Absent on Uttar Pradesh’s map and devoid of any government assistance, the Naudei ki Madhaiyya village suffers in obscurity

Recently a commercial feature film Joker starring Akshay Kumar and Sonakshi Sinha released on the silver screen. The storyline was about a hamlet called Paglapur nestled somewhere in remote Punjab between two small villages. Being positioned at such an insignificant location, development is the last thing that reaches Paglapur since Independence.

Such stories, though lost in juvenile treatment in the film, are but true. The recent example is one such piece of land in Narora in Uttar Pradesh’s Bulandshaher district. Naudei ki Madhaiyya is just five km away from the famous Narora Power Plant.

This small sub-village is nestled between another two big villages called Naudei Bangar and Udaygiri. Therefore, it neither belongs to the former nor the latter. While Naudei Bangar is one km from Naudei ki Madhaiyya, Udaygiri is two km away. Being a sub-village, it does not have a panchayat of its own, and the villagers have to go to either of the two bigger villages for any matter that requires panchayat’s intervention.

The problem does not end there. Because of its insignificant existence, the panchayats of the two bigger villages keep on referring their matters of concern to each other to avoid any responsibility. Octogenarian Roshanlal cites an example: “The village has just few government hand pumps and one of them broke down several months ago. We keep on going from Naudei Bangar’s panchayat pradhan to Udaygiri’s pradhan, but none of them give us any audience.”
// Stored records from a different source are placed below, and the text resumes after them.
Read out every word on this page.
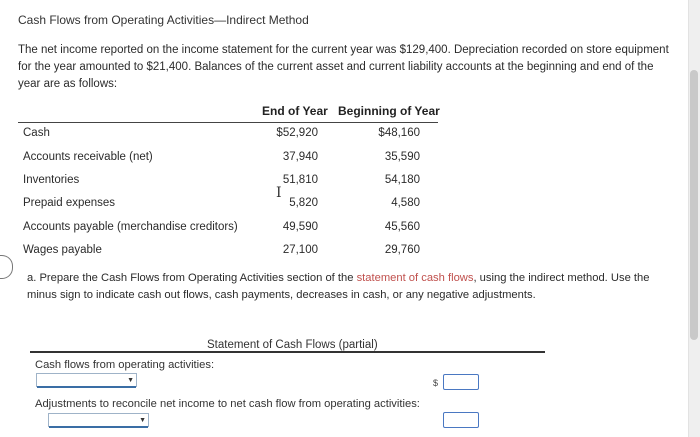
Cash Flows from Operating Activities—Indirect Method
The net income reported on the income statement for the current year was $129,400. Depreciation recorded on store equipment for the year amounted to $21,400. Balances of the current asset and current liability accounts at the beginning and end of the year are as follows:
End of Year Beginning of Year
Cash	$52,920	$48,160
Accounts receivable (net)	37,940	35,590
Inventories	51,810	54,180
Prepaid expenses	5,820	4,580
Accounts payable (merchandise creditors)	49,590	45,560
Wages payable	27,100	29,760
I
a. Prepare the Cash Flows from Operating Activities section of the statement of cash flows, using the indirect method. Use the minus sign to indicate cash out flows, cash payments, decreases in cash, or any negative adjustments.
Statement of Cash Flows (partial)
Cash flows from operating activities:
▼	$
Adjustments to reconcile net income to net cash flow from operating activities:
▼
To top that, government schemes or funds for employment and development always benefit the two bigger villages. For instance, says Jayshankar Singh, the only graduate from Naudei ki Madhaiyya, “If schemes like Mahatma Gandhi Rozgar Yojna comes here, its benefits are not given to my village because it doesn’t exist for the government.”

Naudei ki Madhaiyya, which has two tiny locales namely Retagarh and Roopaspur, spread over just 850 metre in length and 300 metre in breadth, has a voter list of 400 names. The total head count of the villagers is 1,100 and for a village to have a panchayat, it should have at least 2000 people. “The village’s name has its presence in the local block map but not in the Uttar Pradesh map or India’s map,” confirms a representative from Worldwide Fund for Nature (WWF) who comes to these households to teach how to save dolphins in the river Ganga that flows by the village.

Also, despite the Narora Power Plant being so close by, the village gets only two hours of electricity every day.

“Because of the absence of electricity, theft is rampant here. Our women fear to tread out of their homes in the evening even to fetch drinking water from the tube well installed in the open area of the village,” says Chanderpal Kushwaha, another villager.

There are no schools in this village either. Children go to a government school locate one km away. This school, again, has one all-subject teacher who multi-tasks as the principal and book-keeper for 120 students. “He himself asked me not to send my children to this school but to a better private school far away from this hamlet,” says Chaderpal.

Around 45 families in the entire village are prosperous with agricultural land and cattle, others work as labourers in their fields.